Most of his deployments, he said, consisted of convoy security work, where he transported local military, diplomats and prisoners.

Lauerman said the Bravo 2-127 Infantry did a variety of work in Afghanistan, including serving as part of the “Guardian Angel Squad,” providing security for Afghan military advisors and troops, battle-tracking and base/tower guarding.

The guard’s role in Wisconsin expanded when the COVID-19 pandemic hit.

Lauerman said the guard began to be deployed locally to assist at the polls, serve as nurses to combat shortages and administer COVID-19 tests and vaccinations.

He said the Bravo 2-127 Infantry has also been activated three times for civil disturbances to help keep the peace – for example during the protests in Kenosha.

The culture

Lauerman describes the culture of the Wisconsin National Guard as unique.

“The guard is very unique, because we have both that federal and state mission, and it can be difficult to juggle the two,” he said. “But ultimately, the state mission is what inspired me to join the guard.
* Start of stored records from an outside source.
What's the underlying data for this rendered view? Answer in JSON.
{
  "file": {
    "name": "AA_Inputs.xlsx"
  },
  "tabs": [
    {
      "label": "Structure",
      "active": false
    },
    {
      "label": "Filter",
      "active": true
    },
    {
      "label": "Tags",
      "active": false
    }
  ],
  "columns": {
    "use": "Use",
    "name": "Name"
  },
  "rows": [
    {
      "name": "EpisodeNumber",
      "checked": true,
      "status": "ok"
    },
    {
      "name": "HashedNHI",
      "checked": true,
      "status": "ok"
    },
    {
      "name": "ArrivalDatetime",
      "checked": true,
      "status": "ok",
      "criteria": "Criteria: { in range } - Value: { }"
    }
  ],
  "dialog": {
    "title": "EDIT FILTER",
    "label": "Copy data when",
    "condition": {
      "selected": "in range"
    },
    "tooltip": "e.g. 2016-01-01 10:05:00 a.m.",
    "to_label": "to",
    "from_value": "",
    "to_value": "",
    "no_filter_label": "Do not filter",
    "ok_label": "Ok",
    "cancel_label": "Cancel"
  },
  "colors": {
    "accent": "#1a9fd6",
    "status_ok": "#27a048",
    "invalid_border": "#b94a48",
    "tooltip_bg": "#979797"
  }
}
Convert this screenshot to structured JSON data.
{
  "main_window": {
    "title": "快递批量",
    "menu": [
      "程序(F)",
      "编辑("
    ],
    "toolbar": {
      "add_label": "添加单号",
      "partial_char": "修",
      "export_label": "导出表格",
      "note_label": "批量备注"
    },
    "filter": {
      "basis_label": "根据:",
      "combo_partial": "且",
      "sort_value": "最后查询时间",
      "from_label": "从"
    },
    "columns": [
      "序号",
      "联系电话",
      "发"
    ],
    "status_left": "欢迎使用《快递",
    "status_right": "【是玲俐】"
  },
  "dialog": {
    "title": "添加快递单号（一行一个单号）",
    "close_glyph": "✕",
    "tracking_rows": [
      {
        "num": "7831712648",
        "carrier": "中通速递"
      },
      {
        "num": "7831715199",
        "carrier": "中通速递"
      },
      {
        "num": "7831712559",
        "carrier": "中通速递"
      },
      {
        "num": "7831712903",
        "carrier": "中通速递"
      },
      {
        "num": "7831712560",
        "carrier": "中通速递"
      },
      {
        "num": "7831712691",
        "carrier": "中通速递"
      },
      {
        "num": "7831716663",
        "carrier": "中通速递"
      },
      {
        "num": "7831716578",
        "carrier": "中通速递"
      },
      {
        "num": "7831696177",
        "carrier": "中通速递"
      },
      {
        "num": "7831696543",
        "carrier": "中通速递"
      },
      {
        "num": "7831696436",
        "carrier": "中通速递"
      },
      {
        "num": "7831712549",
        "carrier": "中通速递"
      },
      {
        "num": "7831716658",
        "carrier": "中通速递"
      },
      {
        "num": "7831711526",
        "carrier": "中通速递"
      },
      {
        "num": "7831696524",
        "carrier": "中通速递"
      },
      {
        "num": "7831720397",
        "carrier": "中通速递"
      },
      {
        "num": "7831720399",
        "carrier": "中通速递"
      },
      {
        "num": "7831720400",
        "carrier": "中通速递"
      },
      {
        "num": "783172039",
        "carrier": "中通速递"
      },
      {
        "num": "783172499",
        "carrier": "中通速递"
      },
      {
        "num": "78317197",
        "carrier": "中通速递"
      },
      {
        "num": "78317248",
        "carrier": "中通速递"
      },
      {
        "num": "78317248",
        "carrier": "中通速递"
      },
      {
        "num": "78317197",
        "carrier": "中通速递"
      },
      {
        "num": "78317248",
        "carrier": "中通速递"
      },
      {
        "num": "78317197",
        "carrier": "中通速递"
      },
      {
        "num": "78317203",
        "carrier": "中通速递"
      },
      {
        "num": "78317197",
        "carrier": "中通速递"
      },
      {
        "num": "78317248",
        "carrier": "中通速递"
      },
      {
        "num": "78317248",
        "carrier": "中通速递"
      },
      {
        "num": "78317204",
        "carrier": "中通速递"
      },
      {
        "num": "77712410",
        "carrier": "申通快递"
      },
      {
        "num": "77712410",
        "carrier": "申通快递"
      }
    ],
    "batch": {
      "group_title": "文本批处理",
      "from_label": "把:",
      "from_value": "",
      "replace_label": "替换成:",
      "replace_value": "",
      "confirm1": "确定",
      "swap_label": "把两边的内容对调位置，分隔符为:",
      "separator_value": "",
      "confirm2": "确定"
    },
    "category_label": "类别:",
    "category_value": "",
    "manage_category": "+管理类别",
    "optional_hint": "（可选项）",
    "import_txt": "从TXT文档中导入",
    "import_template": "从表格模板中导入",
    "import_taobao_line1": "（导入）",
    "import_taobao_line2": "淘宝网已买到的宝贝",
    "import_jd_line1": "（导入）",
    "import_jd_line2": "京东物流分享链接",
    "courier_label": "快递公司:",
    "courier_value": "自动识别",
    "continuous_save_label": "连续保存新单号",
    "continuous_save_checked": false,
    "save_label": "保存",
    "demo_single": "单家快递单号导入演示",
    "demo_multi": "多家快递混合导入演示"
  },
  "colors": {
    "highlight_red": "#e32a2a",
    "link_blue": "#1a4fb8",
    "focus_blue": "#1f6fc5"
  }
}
Being able to go grab a beer with a guy from the unit, or running into them at the mall, that local aspect really appeals to me, as well as being able to give back to my community.”

Lauerman said one of his favorite aspects of serving in the Wisconsin National Guard is seeing the impact his service has locally.

“Serving locally is more immediately rewarding because the deployments are shorter and you see the impact of your service daily,” he said.

Lauerman said he also actively volunteers with the Wisconsin Army Cadets, where his military service began, in an effort to stay connected with the community and his roots.

“Being a leader and training new guys is a super rewarding experience,” he said. “Deploying with them can be bittersweet, but it’s also gratifying to finally get out and do the job that you’ve been training to do.”

Origin of the guard

The history of the Wisconsin National Guard can be traced back to before Wisconsin had even achieved statehood, and it’s a history that began right here in Green Bay.

Henry Dodge, governor of what was then the Wisconsin Territory, commissioned Morgan Martin of Green Bay as a captain and the commander of the Green Bay Rangers, a volunteer company of mounted riflemen March 5, 1837.

Called the State Militia at the time, it wasn’t until 1879 – when the state began to set aside more funding for training, encampments and equipment – that the effort began being officially referred to as the Wisconsin National Guard.

However, it wasn’t until 1903 that it began to transform into what it is today.

Federal funding was finally granted, and guard units were officially given the same training as active Army members.

In exchange for this, however, the president gained the authority to call the National Guard to federal service for up to nine months, if needed.

When the National Defense Act was passed in 1916, it increased the amount of federally-funded training and allowed entire National Guard units to be drafted into federal service.

Before this point, the National Guard could not serve outside of the country.

Mere weeks after the act was passed, the guard units from each state were deployed along the Mexican-U.S. border, and within a year they were called into federal service for World War I.

The 32nd Division, which at the time consisted of all Wisconsin National Guard members, became known as the piercing Red Arrow Division.

To this day, an arrow patch on the civilian soldiers’ arm pays homage to the Red Arrow Division.

The guard was summoned again two decades later to serve in World War II, and again for the Berlin Crisis of 1961.

“The Wisconsin National Guard has history in nearly every conflict our nation has fought dating back to the Civil War,” Major Joe Trovato, deputy director of Public Affairs Wisconsin National Guard, said.

It was the first National Guard unit mobilized to advance American foreign policy that aimed to prevent a third world war.

Trovato said as Wisconsin evolved and developed over the years, so too did the Wisconsin National Guard, transforming into something quite different from its humble origins.

Today, the guard consists of citizen-soldiers and citizen-airmen prepared to deploy anywhere, at any time, to support community, state and federal missions.